BÉCANCOUR - Des centaines de personnes ont manifesté dimanche matin à Bécancour, dans le Centre-du-Québec, pour demander la tenue d'une commission parlementaire sur l'avenir de la centrale nucléaire Gentilly-2.
Ils protestent contre la décision du gouvernement Marois de fermer la centrale nucléaire Gentilly-2.
Les manifestants ont même bloqué l'autoroute 30 sur quelques kilomètres avant de se regrouper devant l'entrée du site de la centrale.
Dans la foule, il y avait plusieurs des 800 travailleurs de la centrale et leurs proches. Beaucoup devront déménager de la région pour être relocalisés au sein d'Hydro-Québec si le gouvernement maintient sa décision. Plusieurs élus locaux, représentants de la chambre de commerce et des délégués syndicaux étaient aussi de la partie.
La mairesse de Bécancour, Gaétane Désilets, s'est adressée à la foule en fin de parcours.
«Le nouveau gouvernement dit vouloir être à l'écoute, ouvert au dialogue, et éviter les confrontations. Il a la chance de passer de la parole aux actes», a-t-elle déclaré.
Mme Désilets et ses homologues de la région ne se laissent pas abattre par la volte-face d'Hydro-Québec, qui, selon un rapport dévoilé par Le Devoir, samedi, recommanderait désormais le déclassement de Gentilly-2.
La société d'État évaluerait en effet à 4,3 milliards $ le coût de la réfection de la centrale, soit 2,4 milliards $ de plus que les estimations faites en 2008. Les coûts de la fermeture s'élèveraient quant à eux à 1,8 milliard $.

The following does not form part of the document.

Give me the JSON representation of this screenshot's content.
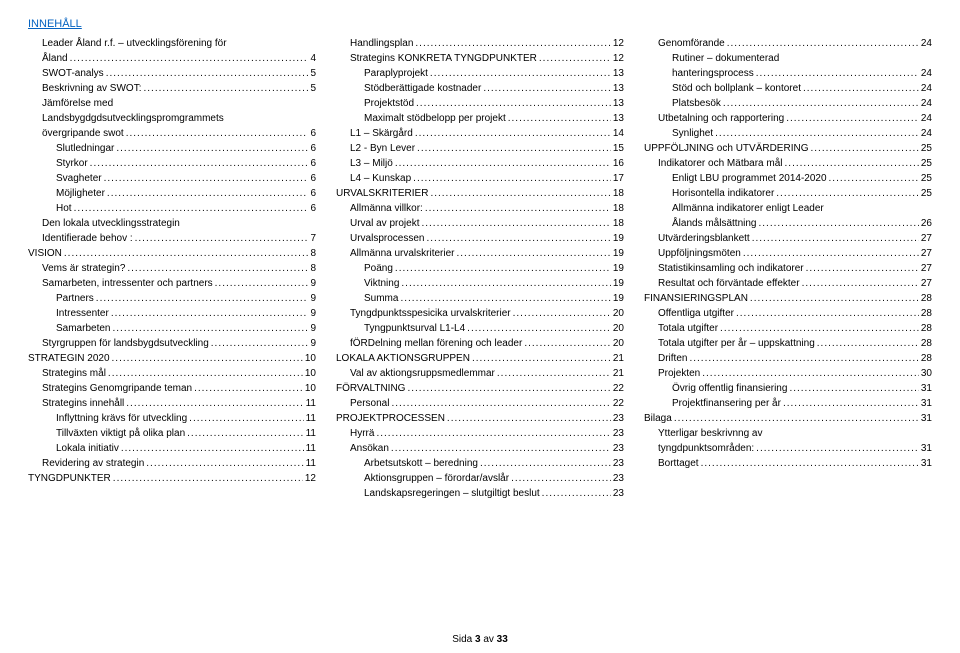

Gaétane Désilets trouve étrange que cette étude, qui soutient la position du gouvernement, ait coulé à ce moment-ci. Elle souhaiterait que le comité d'actions stratégiques, formé d'intervenants de la région, puisse en prendre connaissance. D'ailleurs, ce comité attend toujours une réponse de Pauline Marois et de sa ministre des Ressources naturelles après leur avoir demandé une rencontre dans les plus brefs délais lors de sa création la semaine dernière.
Selon le maire de Trois-Rivières, Yves Lévesque, qui a aussi participé à la marche, cette décision de fermer la centrale s'apparente à de « l'improvisation ». Le gouvernement «a refusé de rencontrer le comité d'actions stratégiques, car il disait ne pas avoir toute l'information», a-t-il rapporté.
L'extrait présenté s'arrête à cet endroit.